25 November 2009
My mum passed HIV onto me when I was four years old. She had my baby brother and because we were poor and she didn't have enough food she breastfed me as well and that’s how I got it. I don't blame her though because she didn't know that she was HIV Positive and that’s just how life goes. My baby brother got ill really quickly and didn't live for very long and then my mum got sick and died quite soon afterwards. I don't really remember her at all.
My dad is a gangster and a mean man. He got HIV from sleeping with other women and then gave it to my mum. I don't see him anymore but I don't care because I think he's a dangerous person and I don't want my life to be like his.
After my mum died, my grandmother looked after me and then when she passed away, my aunt brought me up.
I have always had to go to the hospital but I didn’t go on ARV drugs until recently because I was always healthy. Then my CD4 count dropped so now I’m on the medication, but it isn’t too bad. I just have to take pills every day and sometimes I feel tired but otherwise it’s fine.

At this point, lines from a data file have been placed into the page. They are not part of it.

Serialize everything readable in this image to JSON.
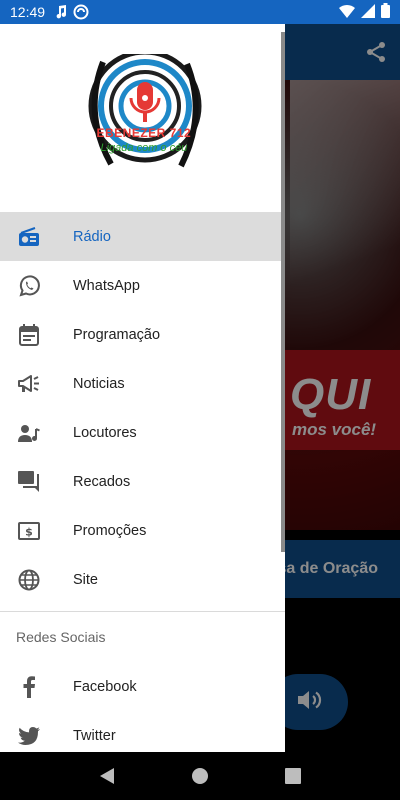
{
  "status_bar": {
    "time": "12:49"
  },
  "logo": {
    "line1": "EBENEZER 712",
    "line2": "Ligada com o céu"
  },
  "menu": [
    {
      "label": "Rádio",
      "icon": "radio-icon",
      "active": true
    },
    {
      "label": "WhatsApp",
      "icon": "whatsapp-icon"
    },
    {
      "label": "Programação",
      "icon": "calendar-icon"
    },
    {
      "label": "Noticias",
      "icon": "megaphone-icon"
    },
    {
      "label": "Locutores",
      "icon": "speaker-person-icon"
    },
    {
      "label": "Recados",
      "icon": "messages-icon"
    },
    {
      "label": "Promoções",
      "icon": "money-icon"
    },
    {
      "label": "Site",
      "icon": "globe-icon"
    }
  ],
  "social_section": {
    "title": "Redes Sociais"
  },
  "social": [
    {
      "label": "Facebook",
      "icon": "facebook-icon"
    },
    {
      "label": "Twitter",
      "icon": "twitter-icon"
    }
  ],
  "background": {
    "hero_big": "QUI",
    "hero_small": "mos você!",
    "program_title": "sa de Oração"
  },
  "colors": {
    "primary": "#104f8c",
    "status": "#1565c0",
    "active_text": "#1565c0",
    "active_bg": "#dcdcdc"
  }
}
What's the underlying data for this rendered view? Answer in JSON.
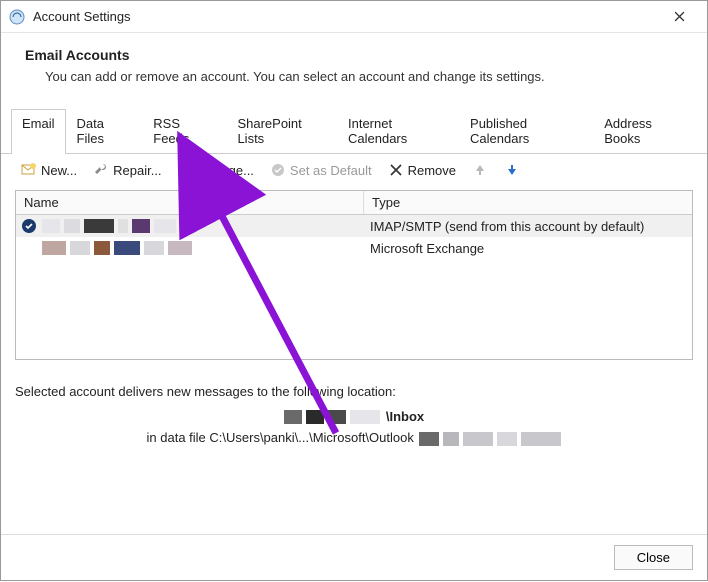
{
  "window": {
    "title": "Account Settings"
  },
  "header": {
    "heading": "Email Accounts",
    "description": "You can add or remove an account. You can select an account and change its settings."
  },
  "tabs": [
    {
      "label": "Email",
      "active": true
    },
    {
      "label": "Data Files",
      "active": false
    },
    {
      "label": "RSS Feeds",
      "active": false
    },
    {
      "label": "SharePoint Lists",
      "active": false
    },
    {
      "label": "Internet Calendars",
      "active": false
    },
    {
      "label": "Published Calendars",
      "active": false
    },
    {
      "label": "Address Books",
      "active": false
    }
  ],
  "toolbar": {
    "new_label": "New...",
    "repair_label": "Repair...",
    "change_label": "Change...",
    "default_label": "Set as Default",
    "remove_label": "Remove"
  },
  "columns": {
    "name": "Name",
    "type": "Type"
  },
  "rows": [
    {
      "default": true,
      "name_redacted": true,
      "type": "IMAP/SMTP (send from this account by default)"
    },
    {
      "default": false,
      "name_redacted": true,
      "type": "Microsoft Exchange"
    }
  ],
  "location": {
    "intro": "Selected account delivers new messages to the following location:",
    "folder_suffix": "\\Inbox",
    "path_prefix": "in data file C:\\Users\\panki\\...\\Microsoft\\Outlook"
  },
  "footer": {
    "close_label": "Close"
  }
}
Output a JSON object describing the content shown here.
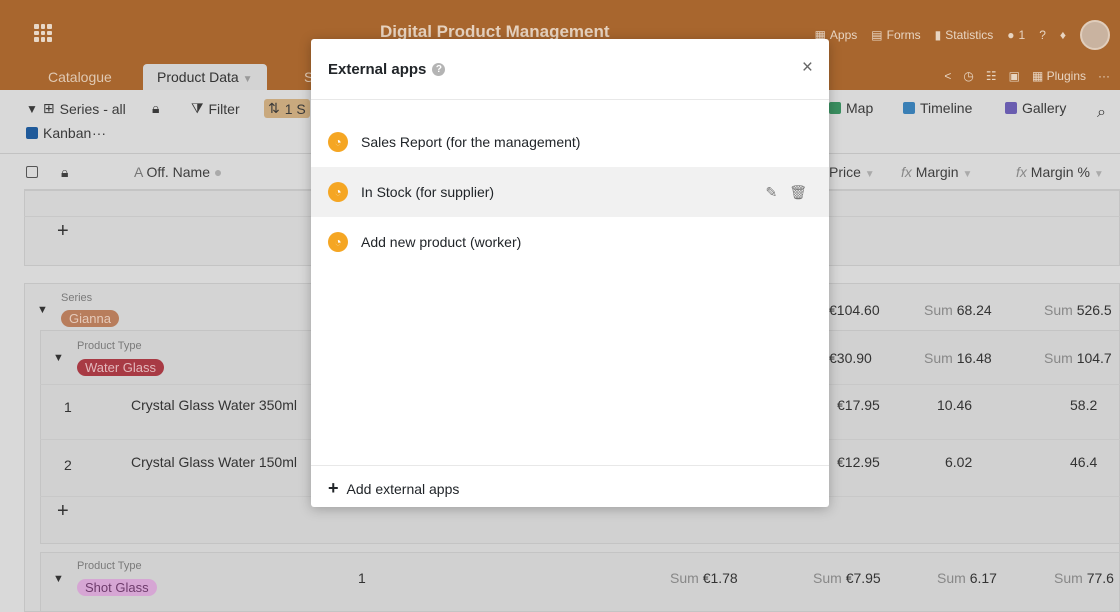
{
  "header": {
    "base_title": "Digital Product Management",
    "apps": "Apps",
    "forms": "Forms",
    "statistics": "Statistics",
    "collaborators": "1"
  },
  "tabs": [
    {
      "label": "Catalogue"
    },
    {
      "label": "Product Data"
    },
    {
      "label": "S"
    }
  ],
  "tabs_right": {
    "plugins": "Plugins"
  },
  "toolbar": {
    "view": "Series - all",
    "filter": "Filter",
    "sort": "1 S",
    "map": "Map",
    "timeline": "Timeline",
    "gallery": "Gallery",
    "kanban": "Kanban",
    "more": "···"
  },
  "columns": {
    "off_name": "Off. Name",
    "price": "Price",
    "margin": "Margin",
    "margin_pct": "Margin %"
  },
  "groups": {
    "series_label": "Series",
    "series_value": "Gianna",
    "series_price": "€104.60",
    "series_margin_sum_label": "Sum",
    "series_margin_sum": "68.24",
    "series_margin_pct_sum": "526.5",
    "pt_label": "Product Type",
    "pt1_value": "Water Glass",
    "pt1_price": "€30.90",
    "pt1_margin": "16.48",
    "pt1_margin_pct": "104.7",
    "pt2_value": "Shot Glass",
    "pt2_count": "1",
    "pt2_sum1": "€1.78",
    "pt2_sum2": "€7.95",
    "pt2_sum3": "6.17",
    "pt2_sum4": "77.6"
  },
  "rows": [
    {
      "num": "1",
      "name": "Crystal Glass Water 350ml",
      "price": "€17.95",
      "margin": "10.46",
      "margin_pct": "58.2"
    },
    {
      "num": "2",
      "name": "Crystal Glass Water 150ml",
      "price": "€12.95",
      "margin": "6.02",
      "margin_pct": "46.4"
    }
  ],
  "modal": {
    "title": "External apps",
    "items": [
      {
        "label": "Sales Report (for the management)"
      },
      {
        "label": "In Stock (for supplier)"
      },
      {
        "label": "Add new product (worker)"
      }
    ],
    "add_label": "Add external apps"
  }
}
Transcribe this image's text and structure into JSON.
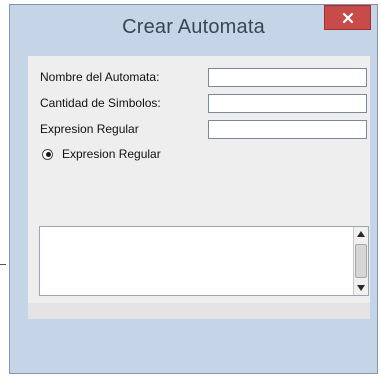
{
  "window": {
    "title": "Crear Automata",
    "close_icon": "close-x-icon",
    "accent": "#c74b49",
    "frame_color": "#c5d4e6"
  },
  "form": {
    "fields": [
      {
        "label": "Nombre del Automata:",
        "value": "",
        "placeholder": ""
      },
      {
        "label": "Cantidad de Simbolos:",
        "value": "",
        "placeholder": ""
      },
      {
        "label": "Expresion Regular",
        "value": "",
        "placeholder": ""
      }
    ],
    "radio": {
      "label": "Expresion Regular",
      "selected": true
    }
  },
  "output": {
    "text": "",
    "scroll_up_icon": "arrow-up-icon",
    "scroll_down_icon": "arrow-down-icon"
  }
}
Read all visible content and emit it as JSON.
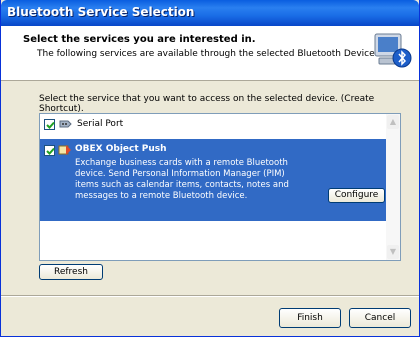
{
  "window": {
    "title": "Bluetooth Service Selection"
  },
  "header": {
    "title": "Select the services you are interested in.",
    "subtitle": "The following services are available through the selected Bluetooth Device.",
    "icon": "bluetooth-computer-icon"
  },
  "instruction": "Select the service that you want to access on the selected device. (Create Shortcut).",
  "services": [
    {
      "label": "Serial Port",
      "checked": true,
      "icon": "serial-port-icon"
    },
    {
      "label": "OBEX Object Push",
      "checked": true,
      "icon": "object-push-icon",
      "description": "Exchange business cards with a remote Bluetooth device. Send Personal Information Manager (PIM) items such as calendar items, contacts, notes and messages to a remote Bluetooth device.",
      "configure_label": "Configure"
    }
  ],
  "buttons": {
    "refresh": "Refresh",
    "finish": "Finish",
    "cancel": "Cancel"
  },
  "colors": {
    "titlebar": "#0a5ee0",
    "selection": "#316ac5",
    "dialog_bg": "#ece9d8"
  }
}
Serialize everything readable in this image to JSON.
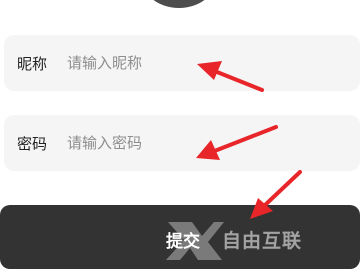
{
  "form": {
    "nickname": {
      "label": "昵称",
      "placeholder": "请输入昵称",
      "value": ""
    },
    "password": {
      "label": "密码",
      "placeholder": "请输入密码",
      "value": ""
    },
    "submit_label": "提交"
  },
  "watermark": {
    "text": "自由互联",
    "icon": "x-logo-icon"
  },
  "annotations": {
    "arrow_color": "#e8262a",
    "icon": "red-arrow-icon"
  },
  "colors": {
    "field_background": "#f5f5f5",
    "button_background": "#333333",
    "avatar": "#4d4d4d"
  }
}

The real problem is people’s attitudes because there is such ignorance around HIV and AIDS, which makes life difficult. I used to always be afraid that my friends would discover that I was HIV Positive because where I live bad things have happened to people who are have it. It's tough because it can make you feel like you’re totally alone and sometimes you just think ‘I don’t want to live like this’. A few years ago I did think about killing myself. I don’t have a mum or a brother because of this disease and I felt I was just waiting to die as well.
Now I feel like that is in the past. There's a group of kids I've grown up with at the hospital and at the Pela Vidda project and we're all HIV Positive so it's like having a family, we’re all like brother and sister to each other.
We talk about how having HIV doesn’t make you abnormal, It's just like having any other sickness that you treat with drugs. Recently I've started to tell people, my best friends and some of my teachers. A few months ago I told my girlfriend. We've been together one year and I just sat her down and explained and she was completely cool about it. We love each other and she said the important thing was to be honest.
It’s not like I’m ready to go around shouting about it, but I feel like I'm changing every year and one day I want to tell more people about my HIV status. Maybe in the future it will be my job to tell other people who are HIV Positive not to be scared and to just be themselves and that they don't have to pretend anymore.
One day I hope I can have kids and have a family and I'll know what to do to make sure they have a different attitude than what is out there at the moment, because it's not good to have to hide the truth all the time. It drives you crazy in the end.